[OPE-L:6331] Re: Re: Re: recent science and society and Fred M's interpretation

From: Gil Skillman (gskillman@MAIL.WESLEYAN.EDU)
Date: Wed Jan 16 2002 - 14:46:48 EST

Rakesh, you write

>My first answer is simple and predictable: if the average rate of 
>profit is not ultimately determined by labor time relations, then 
>capitalism cannot give rise to those contradictions in the process of 
>production that Marx, as a materialist, thought were the precondition 
>for the revolutionary activity of the only the subject that Marx 
>thought had even the latent power to actually effect a transition in 
>the mode of production--the working class.

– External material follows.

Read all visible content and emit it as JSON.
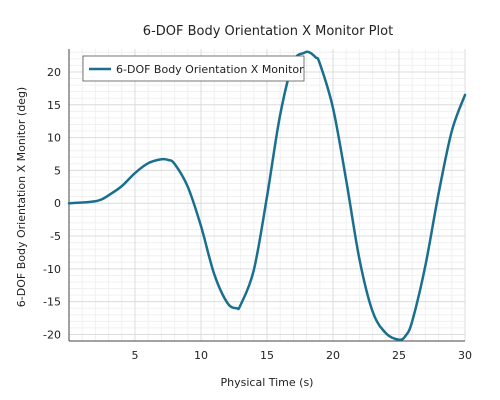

Understood as a direct answer to my initial question, this statement in
effect makes three connected claims:

1) Asserting that "the average rate of profit is...ultimately determined by
labor time relations" (I take this to mean that the average rate of profit
is presumed to be equal to the ratio of unpaid labor hours to the sum of
paid labor hours and the labor embodied in expended constant capital) is
tantamount to embracing the labor theory of value.

2)  Unless the average rate of profit is understood to equal the ratio just
indicated, capitalism cannot give rise to the contradictions Marx
identified as the precondition for revolutionary activity by the working class.

3)  If one feels that either of the above claims about capitalism is in
fact false, then one is not a Marxist.  

Accepting claim (1) for the sake of argument, I don't see the basis for
claim (2) or (3).  For example, with regard to (3), are you suggesting that
a necessary condition for being a Marxist is accepting every empirical
claim Marx made (in Capital, say), even if one feels some are false?  With
regard to (2), are you suggesting that the expressions of capitalist
contradiction Marx identified (immiseration of the working class,
increasingly severe crises) cannot arise *unless* the average rate of
profit equals the ratio indicated above?